- Date: August 20–26
- Edition: 21st
- Category: International Series
- Surface: Hard / outdoor
- Location: Commack, New York, U.S.
- Venue: Hamlet Golf and Country Club

Champions

Singles
- Tommy Haas

Doubles
- Jonathan Stark / Kevin Ullyett
| Hamlet Cup |

= 2001 Hamlet Cup =

The 2001 Hamlet Cup was a men's tennis tournament played on outdoor hard courts at the Hamlet Golf and Country Club in Commack, New York in the United States and was part of the International Series of the 2001 ATP Tour.
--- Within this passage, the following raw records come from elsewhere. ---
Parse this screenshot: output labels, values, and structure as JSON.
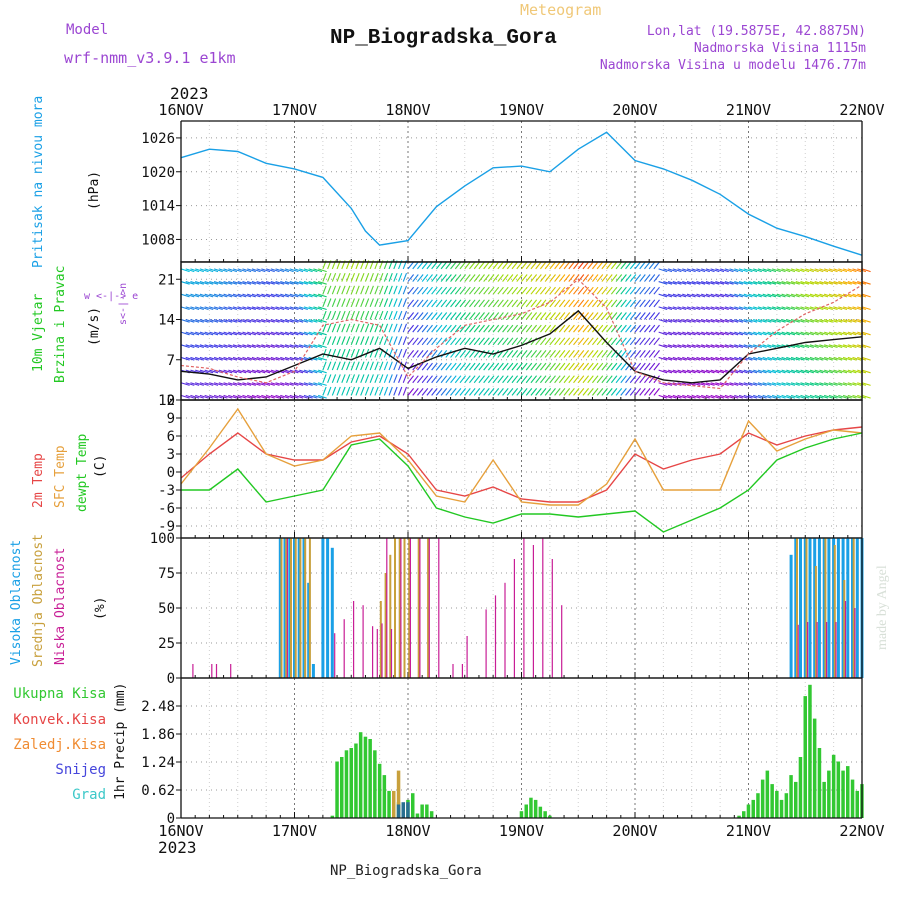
{
  "header": {
    "model_label": "Model",
    "model_name": "wrf-nmm_v3.9.1 e1km",
    "meteogram_label": "Meteogram",
    "station": "NP_Biogradska_Gora",
    "lonlat": "Lon,lat (19.5875E, 42.8875N)",
    "altitude": "Nadmorska Visina 1115m",
    "model_altitude": "Nadmorska Visina u modelu 1476.77m",
    "footer_station": "NP_Biogradska_Gora",
    "credit": "made by Angel",
    "year": "2023",
    "days": [
      "16NOV",
      "17NOV",
      "18NOV",
      "19NOV",
      "20NOV",
      "21NOV",
      "22NOV"
    ]
  },
  "colors": {
    "pressure": "#1aa0e6",
    "temp2m": "#e64646",
    "sfc": "#e6a03c",
    "dewpt": "#22c822",
    "high_cloud": "#1aa0e6",
    "mid_cloud": "#c8a03c",
    "low_cloud": "#c81e96",
    "precip": "#32c832",
    "convective": "#e64646",
    "freezing": "#f08c32",
    "snow": "#4646dc",
    "graupel": "#3cc8c8",
    "title_purple": "#9b46d2",
    "title_orange": "#f0c878"
  },
  "panels": {
    "pressure": {
      "label": "Pritisak na nivou mora",
      "unit": "(hPa)",
      "ticks": [
        "1008",
        "1014",
        "1020",
        "1026"
      ]
    },
    "wind": {
      "label1": "10m Vjetar",
      "label2": "Brzina i Pravac",
      "unit": "(m/s)",
      "ticks": [
        "0",
        "7",
        "14",
        "21"
      ],
      "compass": "w <-|-> e",
      "compass_v": "s<-|->n"
    },
    "temp": {
      "label1": "2m Temp",
      "label2": "SFC Temp",
      "label3": "dewpt Temp",
      "unit": "(C)",
      "ticks": [
        "-9",
        "-6",
        "-3",
        "0",
        "3",
        "6",
        "9",
        "12"
      ]
    },
    "cloud": {
      "label1": "Visoka Oblacnost",
      "label2": "Srednja Oblacnost",
      "label3": "Niska Oblacnost",
      "unit": "(%)",
      "ticks": [
        "0",
        "25",
        "50",
        "75",
        "100"
      ]
    },
    "precip": {
      "legend": [
        "Ukupna Kisa",
        "Konvek.Kisa",
        "Zaledj.Kisa",
        "Snijeg",
        "Grad"
      ],
      "unit": "1hr Precip (mm)",
      "ticks": [
        "0",
        "0.62",
        "1.24",
        "1.86",
        "2.48"
      ]
    }
  },
  "chart_data": [
    {
      "type": "line",
      "panel": "pressure",
      "x_unit": "hours since 16NOV 00Z",
      "ylim": [
        1004,
        1029
      ],
      "series": [
        {
          "name": "Pritisak na nivou mora",
          "x": [
            0,
            6,
            12,
            18,
            24,
            30,
            36,
            39,
            42,
            48,
            54,
            60,
            66,
            72,
            78,
            84,
            90,
            96,
            102,
            108,
            114,
            120,
            126,
            132,
            138,
            144
          ],
          "values": [
            1022.5,
            1024,
            1023.6,
            1021.5,
            1020.5,
            1019,
            1013.5,
            1009.5,
            1007,
            1007.8,
            1013.8,
            1017.5,
            1020.7,
            1021,
            1020,
            1024,
            1027,
            1022,
            1020.5,
            1018.5,
            1016,
            1012.5,
            1010,
            1008.5,
            1006.8,
            1005.2
          ]
        }
      ]
    },
    {
      "type": "line",
      "panel": "wind",
      "ylim": [
        0,
        24
      ],
      "series": [
        {
          "name": "",
          "x": [
            0,
            6,
            12,
            18,
            24,
            30,
            36,
            42,
            48,
            54,
            60,
            66,
            72,
            78,
            84,
            90,
            96,
            102,
            108,
            114,
            120,
            126,
            132,
            138,
            144
          ],
          "values": [
            5,
            4.5,
            3.5,
            4,
            6,
            8,
            7,
            9,
            5.5,
            7.5,
            9,
            8,
            9.5,
            11.5,
            15.5,
            10,
            5,
            3.5,
            3,
            3.5,
            8,
            9,
            10,
            10.5,
            11
          ]
        },
        {
          "name": "",
          "x": [
            0,
            6,
            12,
            18,
            24,
            30,
            36,
            42,
            48,
            54,
            60,
            66,
            72,
            78,
            84,
            90,
            96,
            102,
            108,
            114,
            120,
            126,
            132,
            138,
            144
          ],
          "values": [
            6,
            5.5,
            4,
            3,
            5,
            13,
            14,
            13,
            4,
            9,
            13,
            14,
            15,
            17,
            21,
            16,
            5,
            3,
            2.5,
            2,
            8,
            12,
            15,
            17,
            20
          ]
        }
      ]
    },
    {
      "type": "line",
      "panel": "temp",
      "ylim": [
        -11,
        12
      ],
      "series": [
        {
          "name": "2m Temp",
          "x": [
            0,
            6,
            12,
            18,
            24,
            30,
            36,
            42,
            48,
            54,
            60,
            66,
            72,
            78,
            84,
            90,
            96,
            102,
            108,
            114,
            120,
            126,
            132,
            138,
            144
          ],
          "values": [
            -1,
            3,
            6.5,
            3,
            2,
            2,
            5,
            6,
            3,
            -3,
            -4,
            -2.5,
            -4.5,
            -5,
            -5,
            -3,
            3,
            0.5,
            2,
            3,
            6.5,
            4.5,
            6,
            7,
            7.5
          ]
        },
        {
          "name": "SFC Temp",
          "x": [
            0,
            6,
            12,
            18,
            24,
            30,
            36,
            42,
            48,
            54,
            60,
            66,
            72,
            78,
            84,
            90,
            96,
            102,
            108,
            114,
            120,
            126,
            132,
            138,
            144
          ],
          "values": [
            -2,
            4,
            10.5,
            3,
            1,
            2,
            6,
            6.5,
            2,
            -4,
            -5,
            2,
            -5,
            -5.5,
            -5.5,
            -2,
            5.5,
            -3,
            -3,
            -3,
            8.5,
            3.5,
            5.5,
            7,
            6.5
          ]
        },
        {
          "name": "dewpt Temp",
          "x": [
            0,
            6,
            12,
            18,
            24,
            30,
            36,
            42,
            48,
            54,
            60,
            66,
            72,
            78,
            84,
            90,
            96,
            102,
            108,
            114,
            120,
            126,
            132,
            138,
            144
          ],
          "values": [
            -3,
            -3,
            0.5,
            -5,
            -4,
            -3,
            4.5,
            5.5,
            1,
            -6,
            -7.5,
            -8.5,
            -7,
            -7,
            -7.5,
            -7,
            -6.5,
            -10,
            -8,
            -6,
            -3,
            2,
            4,
            5.5,
            6.5
          ]
        }
      ]
    },
    {
      "type": "bar",
      "panel": "cloud",
      "ylim": [
        0,
        100
      ],
      "series": [
        {
          "name": "Visoka Oblacnost",
          "x": [
            21,
            22,
            23,
            24,
            25,
            26,
            27,
            28,
            30,
            31,
            32,
            129,
            130,
            131,
            132,
            133,
            134,
            135,
            136,
            137,
            138,
            139,
            140,
            141,
            142,
            143,
            144
          ],
          "values": [
            100,
            100,
            100,
            100,
            100,
            100,
            68,
            10,
            100,
            100,
            93,
            88,
            100,
            100,
            100,
            100,
            100,
            100,
            100,
            100,
            100,
            100,
            100,
            100,
            100,
            100,
            100
          ]
        },
        {
          "name": "Srednja Oblacnost",
          "x": [
            21,
            22,
            23,
            24,
            25,
            26,
            27,
            42,
            43,
            44,
            45,
            46,
            47,
            48,
            50,
            52,
            130,
            132,
            134,
            136,
            138,
            140,
            142
          ],
          "values": [
            100,
            100,
            100,
            100,
            100,
            100,
            100,
            55,
            75,
            88,
            100,
            100,
            100,
            100,
            100,
            100,
            100,
            100,
            80,
            100,
            95,
            70,
            100
          ]
        },
        {
          "name": "Niska Oblacnost",
          "x": [
            2,
            6,
            7,
            10,
            22,
            32,
            34,
            36,
            38,
            40,
            41,
            42,
            43,
            44,
            46,
            48,
            50,
            52,
            54,
            57,
            59,
            60,
            64,
            66,
            68,
            70,
            72,
            74,
            76,
            78,
            80,
            130,
            132,
            134,
            136,
            138,
            140,
            142
          ],
          "values": [
            10,
            10,
            10,
            10,
            100,
            32,
            42,
            55,
            52,
            37,
            35,
            39,
            100,
            35,
            100,
            100,
            100,
            100,
            100,
            10,
            10,
            30,
            49,
            59,
            68,
            85,
            100,
            95,
            100,
            85,
            52,
            38,
            40,
            40,
            40,
            40,
            55,
            50
          ]
        }
      ]
    },
    {
      "type": "bar",
      "panel": "precip",
      "ylim": [
        0,
        3.1
      ],
      "series": [
        {
          "name": "Ukupna Kisa",
          "x": [
            32,
            33,
            34,
            35,
            36,
            37,
            38,
            39,
            40,
            41,
            42,
            43,
            44,
            45,
            46,
            47,
            48,
            49,
            50,
            51,
            52,
            53,
            54,
            55,
            56,
            57,
            58,
            59,
            60,
            61,
            62,
            63,
            64,
            65,
            66,
            67,
            68,
            69,
            70,
            71,
            72,
            73,
            74,
            75,
            76,
            77,
            78,
            79,
            80,
            81,
            82,
            83,
            84,
            85,
            86,
            87,
            88,
            89,
            90,
            91,
            92,
            93,
            94,
            95,
            96,
            97,
            98,
            99,
            100,
            101,
            102,
            103,
            104,
            105,
            106,
            107,
            108,
            109,
            110,
            111,
            112,
            113,
            114,
            115,
            116,
            117,
            118,
            119,
            120,
            121,
            122,
            123,
            124,
            125,
            126,
            127,
            128,
            129,
            130,
            131,
            132,
            133,
            134,
            135,
            136,
            137,
            138,
            139,
            140,
            141,
            142,
            143,
            144
          ],
          "values": [
            0.05,
            1.25,
            1.35,
            1.5,
            1.55,
            1.65,
            1.9,
            1.8,
            1.75,
            1.5,
            1.2,
            0.95,
            0.6,
            0.4,
            0.35,
            0.2,
            0.4,
            0.55,
            0.1,
            0.3,
            0.3,
            0.15,
            0,
            0,
            0,
            0,
            0,
            0,
            0,
            0,
            0,
            0,
            0,
            0,
            0,
            0,
            0,
            0,
            0,
            0,
            0.15,
            0.3,
            0.45,
            0.4,
            0.25,
            0.15,
            0.05,
            0,
            0,
            0,
            0,
            0,
            0,
            0,
            0,
            0,
            0,
            0,
            0,
            0,
            0,
            0,
            0,
            0,
            0,
            0,
            0,
            0,
            0,
            0,
            0,
            0,
            0,
            0,
            0,
            0,
            0,
            0,
            0,
            0,
            0,
            0,
            0,
            0,
            0,
            0,
            0.05,
            0.15,
            0.3,
            0.4,
            0.55,
            0.85,
            1.05,
            0.75,
            0.6,
            0.4,
            0.55,
            0.95,
            0.8,
            1.35,
            2.7,
            2.95,
            2.2,
            1.55,
            0.8,
            1.05,
            1.4,
            1.25,
            1.05,
            1.15,
            0.85,
            0.6,
            0.75
          ]
        },
        {
          "name": "Zaledj.Kisa",
          "x": [
            45,
            46
          ],
          "values": [
            0.6,
            1.05
          ]
        },
        {
          "name": "Snijeg",
          "x": [
            46,
            47,
            48
          ],
          "values": [
            0.3,
            0.35,
            0.35
          ]
        }
      ]
    }
  ]
}
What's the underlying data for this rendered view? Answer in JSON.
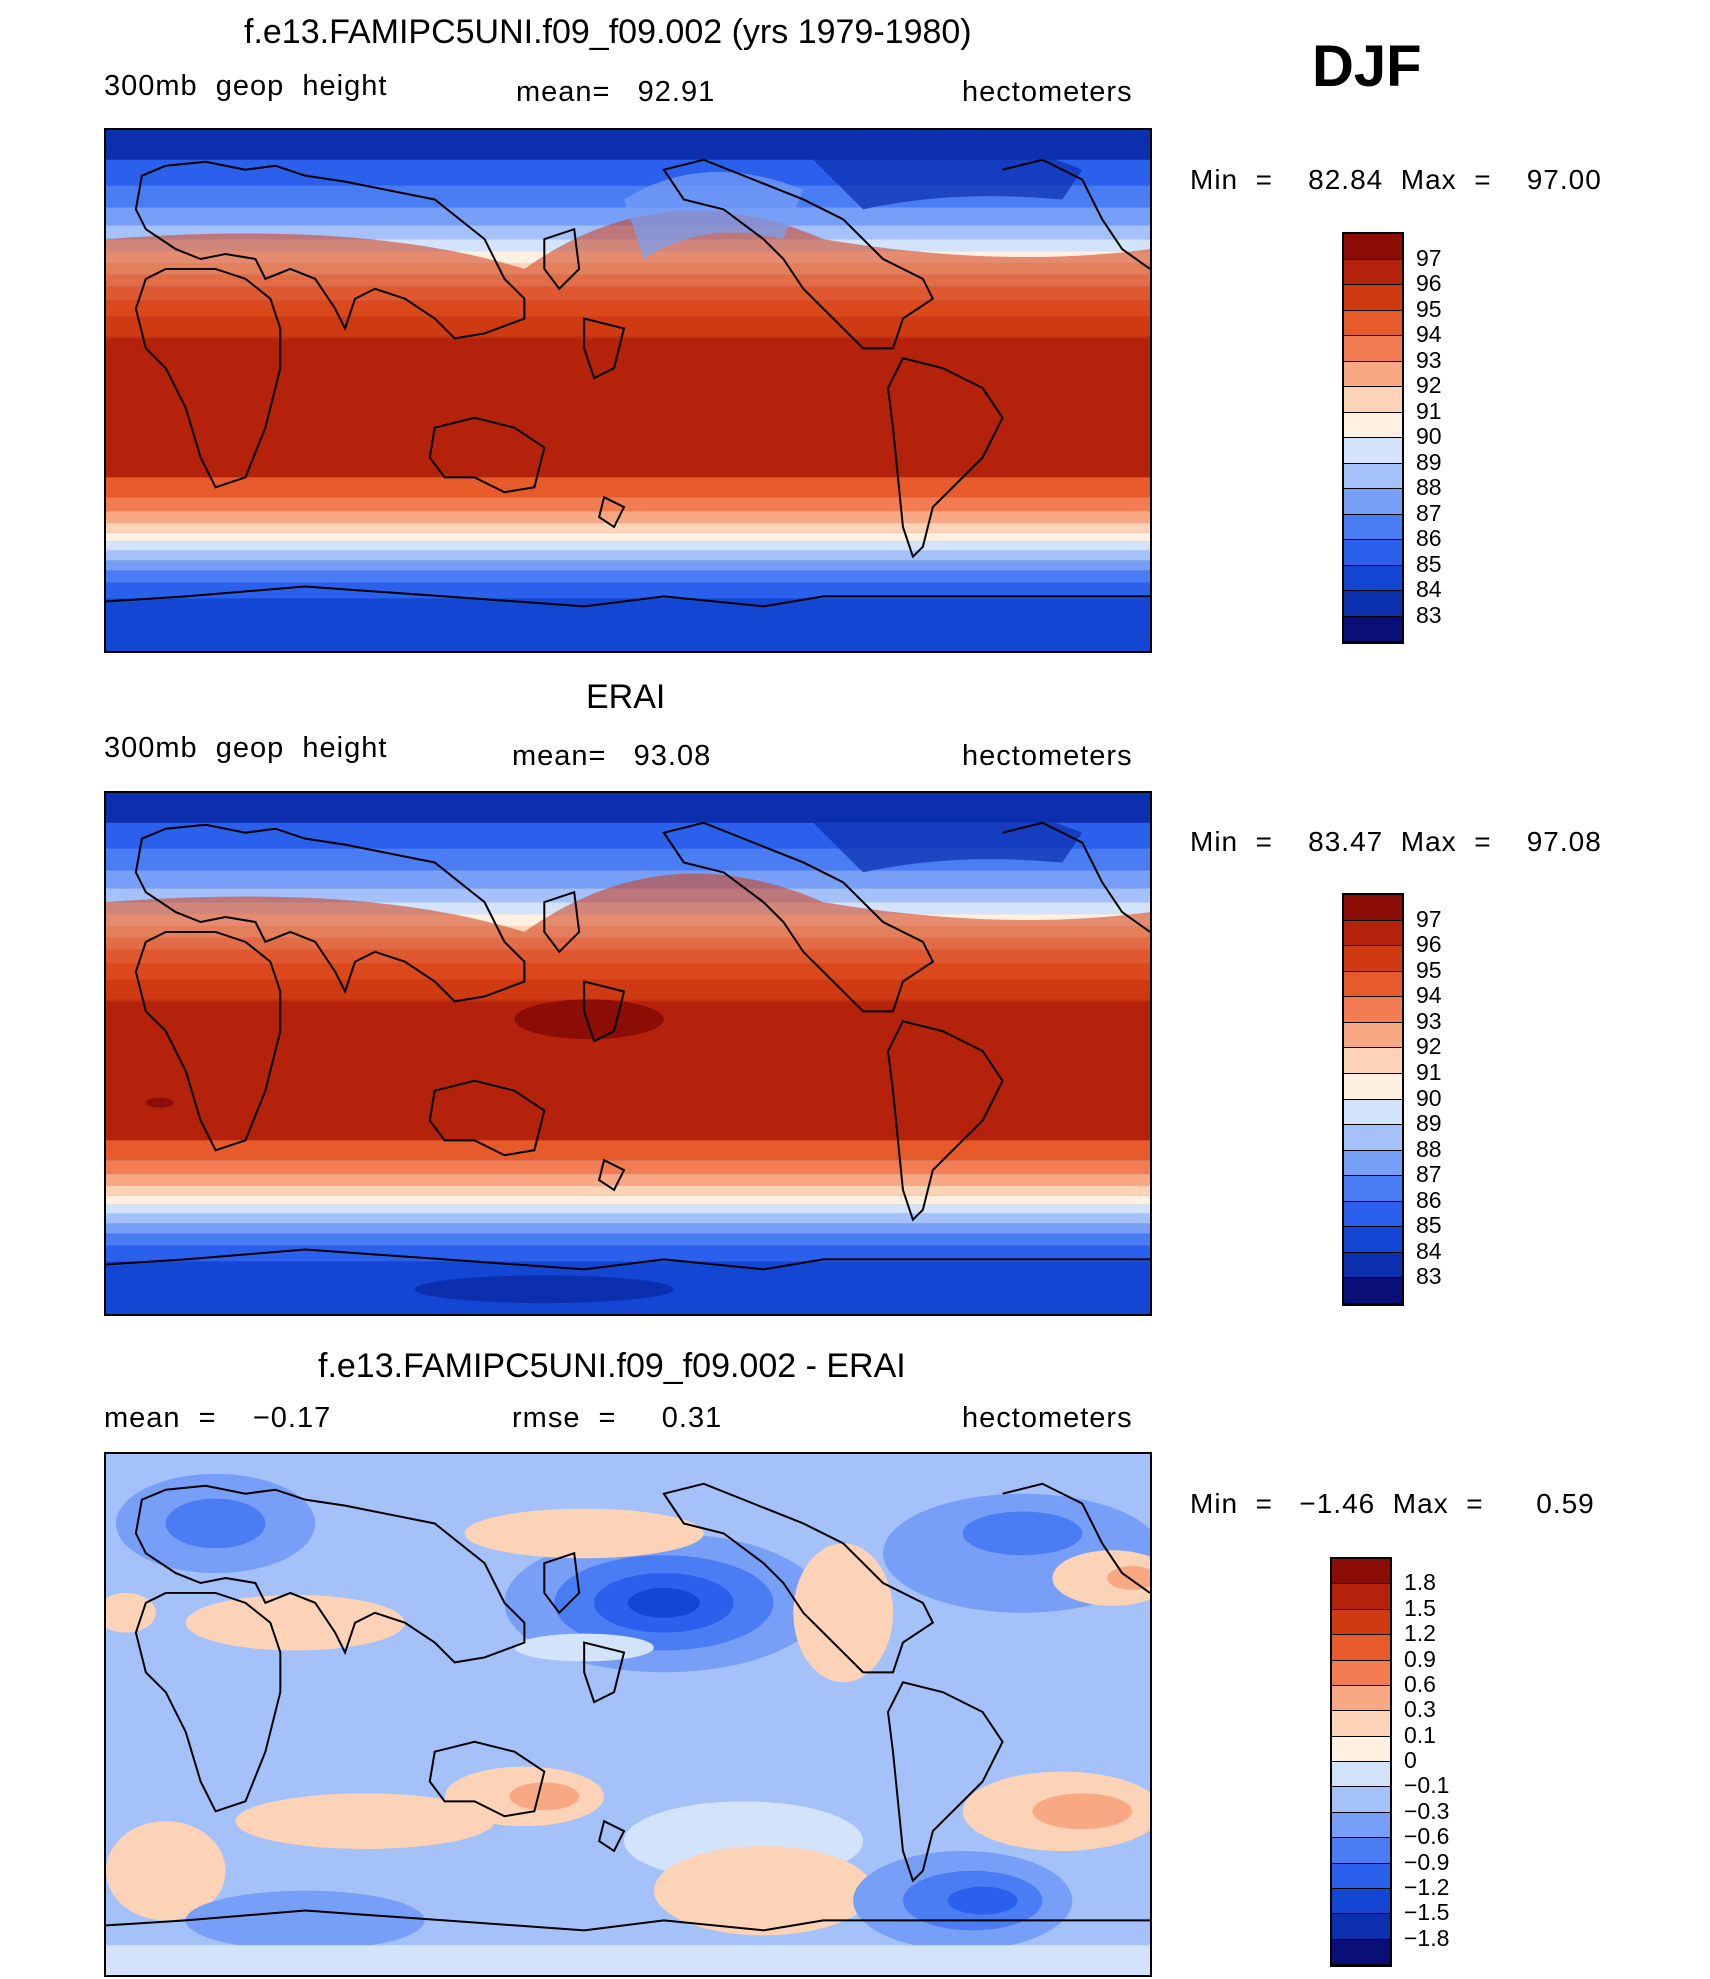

It was the 21st edition of the tournament and ran from August 20 through August 26, 2001. Sixth-seeded Tommy Haas won the singles title.

==Finals==
===Singles===

GER Tommy Haas defeated USA Pete Sampras 6–3, 3–6, 6–2
- It was Haas' 2nd title of the year and the 3rd of his career.

===Doubles===

USA Jonathan Stark / ZIM Kevin Ullyett defeated CZE Leoš Friedl / CZE Radek Štěpánek 6–1, 6–4
- It was Stark's only title of the year and the 21st of his career. It was Ullyett's 2nd title of the year and the 12th of his career.